Alors que le Sénégal fait face à un nombre élevé de jeunes exclus de l’école et de l’emploi, les autorités renforcent les dispositifs d’inclusion pour répondre aux enjeux d’équité, de formation et d’employabilité dans un contexte de transformation économique.
Le Sénégal accélère sa stratégie d’inclusion éducative et professionnelle. Dans ce cadre, une convention tripartite a été signée le vendredi 10 avril à Diamniadio. L’accord associe le ministère de l’Éducation nationale, le ministère de l’Emploi et de la Formation professionnelle et technique, ainsi que l’ONG Génération Saalih, dédiée à l’éducation, à la formation professionnelle et à l’entrepreneuriat des jeunes vulnérables et des apprenants des daaras (écoles coraniques).
Ce partenariat concrétise le lancement du projet ESIM‑XIDMA, une école socio‑inclusive mobile. L’initiative vise à réintégrer 200 000 jeunes âgés de 10 à 25 ans sur cinq ans, selon une publication du ministère de l’Éducation nationale.
Le programme cible des profils vulnérables. Il concerne les jeunes issus des daaras, les filles déscolarisées, les jeunes en situation de handicap et les profils ni en emploi, ni en études, ni en formation (NEET). Pour les autorités, ce dispositif doit corriger des inégalités persistantes d’accès à l’éducation et à la formation.
Une école mobile pour atteindre les publics invisibles
Le projet repose sur une approche mobile et inclusive. Il vise à atteindre les jeunes éloignés des structures classiques. Selon le gouvernement, l’objectif est de ne laisser aucun enfant en marge du système éducatif.
Représenté par son secrétaire général, Papa Malick Ndao, le ministère réaffirme cette ambition. Il évoque la nécessité de « ne laisser aucun enfant en marge du système éducatif ». Cette orientation concerne les zones rurales, périurbaines et les daaras.
Le programme prévoit un accompagnement adapté aux différents profils. Il combine éducation de base, formation professionnelle et insertion.

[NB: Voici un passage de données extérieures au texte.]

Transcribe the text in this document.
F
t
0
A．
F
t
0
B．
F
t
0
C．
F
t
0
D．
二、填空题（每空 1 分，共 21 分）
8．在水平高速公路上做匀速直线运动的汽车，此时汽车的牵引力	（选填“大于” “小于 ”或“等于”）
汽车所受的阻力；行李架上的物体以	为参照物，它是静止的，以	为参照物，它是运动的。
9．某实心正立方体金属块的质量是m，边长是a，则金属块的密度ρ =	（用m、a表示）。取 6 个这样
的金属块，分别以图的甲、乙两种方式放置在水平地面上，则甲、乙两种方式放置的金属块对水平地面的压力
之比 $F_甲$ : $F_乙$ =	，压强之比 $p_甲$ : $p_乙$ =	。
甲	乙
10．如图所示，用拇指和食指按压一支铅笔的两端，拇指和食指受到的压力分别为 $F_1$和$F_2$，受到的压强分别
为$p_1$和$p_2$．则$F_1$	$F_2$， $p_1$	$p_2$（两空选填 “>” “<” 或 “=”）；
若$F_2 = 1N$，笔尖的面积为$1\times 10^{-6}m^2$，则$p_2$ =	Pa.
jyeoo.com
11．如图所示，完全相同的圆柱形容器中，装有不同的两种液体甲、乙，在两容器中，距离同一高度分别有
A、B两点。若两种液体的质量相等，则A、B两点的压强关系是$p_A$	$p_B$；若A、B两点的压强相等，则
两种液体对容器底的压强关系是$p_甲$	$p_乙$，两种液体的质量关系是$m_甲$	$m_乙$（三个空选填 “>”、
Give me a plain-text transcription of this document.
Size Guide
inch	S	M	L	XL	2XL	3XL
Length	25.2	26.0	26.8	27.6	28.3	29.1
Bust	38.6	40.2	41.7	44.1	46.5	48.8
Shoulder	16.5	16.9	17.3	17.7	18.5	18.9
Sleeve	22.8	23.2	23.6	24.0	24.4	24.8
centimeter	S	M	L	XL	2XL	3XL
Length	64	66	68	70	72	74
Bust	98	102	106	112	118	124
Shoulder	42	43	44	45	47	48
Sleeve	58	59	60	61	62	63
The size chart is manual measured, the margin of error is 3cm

Cette logique repose sur une coordination entre éducation et emploi.
Le texte officiel précise que l’initiative constitue « un levier puissant pour réintégrer et accompagner » les jeunes exclus. Le partenariat avec l’ONG Génération Saalih vise à mutualiser les expertises. L’objectif est d’assurer un déploiement opérationnel efficace sur le terrain.
Une réponse à des défis structurels du marché du travail
Le projet s’inscrit dans une stratégie nationale plus large. Selon le ministère de l’Éducation nationale, il est aligné sur l’Agenda Vision Sénégal 2050, cadre de transformation économique et sociale.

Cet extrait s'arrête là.